The heroes take Bendorion to Earth because he claims he can synthesize a cure for their fatal condition, as well as the infection that the heroes have passed on to their loved ones. But while the alien physician labors, weird phenomena-- thieves with strange super-powers, a rogue aurora borealis-- break forth, forcing all available heroes to battle them. After these Herculean labors are done, the Leaguers return to their redoubt-- and learn that Bendorion's body has been inhabited by the Unimaginable since they met him. The alien still wants to be a member of the League that almost destroyed him, and not only will he withhold a cure if the heroes don't obey, he'll also destroy all of Earth. However, the heroes have seen through his disguise, and defeat the villain-- having learned also that they don't even need a cure; all they had to do was to rest-- and then they can revert back to normality, and normal-sized costumes. Presumably Robin and the womenfolk are apprised of the rest-cure as well.

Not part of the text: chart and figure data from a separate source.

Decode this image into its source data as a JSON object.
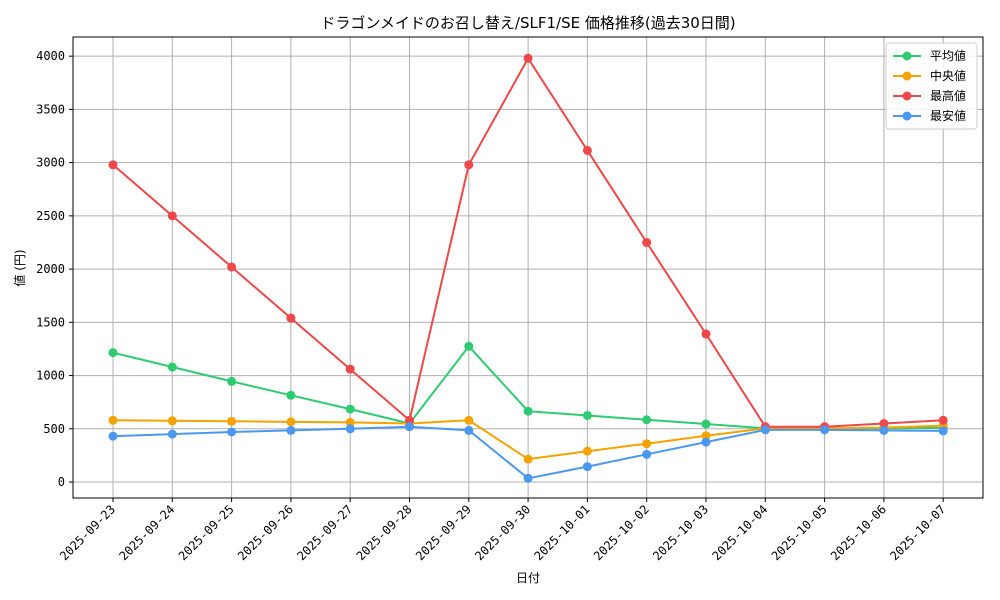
{
  "chart_data": {
    "type": "line",
    "title": "ドラゴンメイドのお召し替え/SLF1/SE 価格推移(過去30日間)",
    "xlabel": "日付",
    "ylabel": "値 (円)",
    "ylim": [
      -150,
      4180
    ],
    "yticks": [
      0,
      500,
      1000,
      1500,
      2000,
      2500,
      3000,
      3500,
      4000
    ],
    "grid": true,
    "legend_position": "top-right",
    "categories": [
      "2025-09-23",
      "2025-09-24",
      "2025-09-25",
      "2025-09-26",
      "2025-09-27",
      "2025-09-28",
      "2025-09-29",
      "2025-09-30",
      "2025-10-01",
      "2025-10-02",
      "2025-10-03",
      "2025-10-04",
      "2025-10-05",
      "2025-10-06",
      "2025-10-07"
    ],
    "series": [
      {
        "name": "平均値",
        "color": "#2ecc71",
        "values": [
          1215,
          1080,
          945,
          815,
          685,
          550,
          1275,
          665,
          625,
          585,
          545,
          505,
          500,
          505,
          510
        ]
      },
      {
        "name": "中央値",
        "color": "#f5a300",
        "values": [
          580,
          575,
          570,
          565,
          560,
          550,
          580,
          215,
          290,
          360,
          435,
          505,
          505,
          510,
          530
        ]
      },
      {
        "name": "最高値",
        "color": "#f04848",
        "values": [
          2980,
          2500,
          2020,
          1540,
          1060,
          580,
          2980,
          3980,
          3115,
          2250,
          1390,
          520,
          520,
          550,
          580
        ]
      },
      {
        "name": "最安値",
        "color": "#4a98f0",
        "values": [
          430,
          450,
          470,
          485,
          500,
          520,
          485,
          35,
          145,
          260,
          375,
          490,
          490,
          485,
          480
        ]
      }
    ]
  }
}
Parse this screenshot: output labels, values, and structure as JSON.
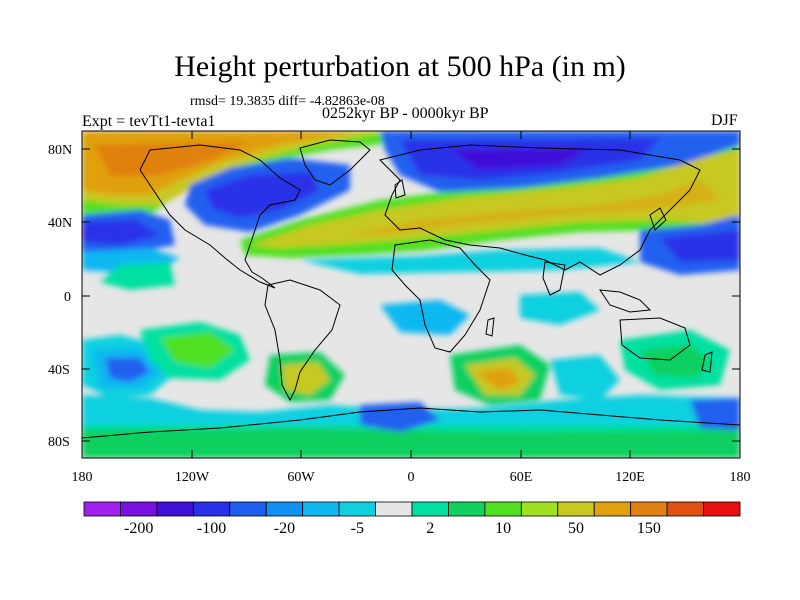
{
  "title": "Height perturbation at 500 hPa (in m)",
  "rmsd_line": "rmsd= 19.3835 diff= -4.82863e-08",
  "period": "0252kyr BP - 0000kyr BP",
  "expt": "Expt = tevTt1-tevta1",
  "season": "DJF",
  "map": {
    "lat_ticks": [
      "80N",
      "40N",
      "0",
      "40S",
      "80S"
    ],
    "lon_ticks": [
      "180",
      "120W",
      "60W",
      "0",
      "60E",
      "120E",
      "180"
    ]
  },
  "colorbar": {
    "colors": [
      "#a020f0",
      "#7a10e0",
      "#4010d8",
      "#2a30e8",
      "#2060f0",
      "#1090f0",
      "#10b8f0",
      "#10d0e0",
      "#e6e6e6",
      "#00e0a0",
      "#10d060",
      "#50e020",
      "#a0e020",
      "#c8c820",
      "#e0a010",
      "#e08010",
      "#e05010",
      "#e81010"
    ],
    "labels": [
      "-200",
      "-100",
      "-20",
      "-5",
      "2",
      "10",
      "50",
      "150"
    ]
  }
}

In my critique of a 1950s WONDER WOMAN tale here, I said:

Though the plot abounds with improbabilities and happy coincidences, I don't attack it as a null-myth for those deficiencies. What makes "Comets" an inconsummate story is that unlike the best juvenile SF from DC's writers, it fails to create a *sustained* sense of wonder.
Without question Gardner Fox' was far more accomplished in bringing forth the sense of wonder than was Robert Kanigher. But "Plague" is not one of Fox's best stories: here he's just moving the symbolic furniture around, without any sense of artful design.

Happily, Fox wrote better JLA stories, some of which will in future make the mythcomics list.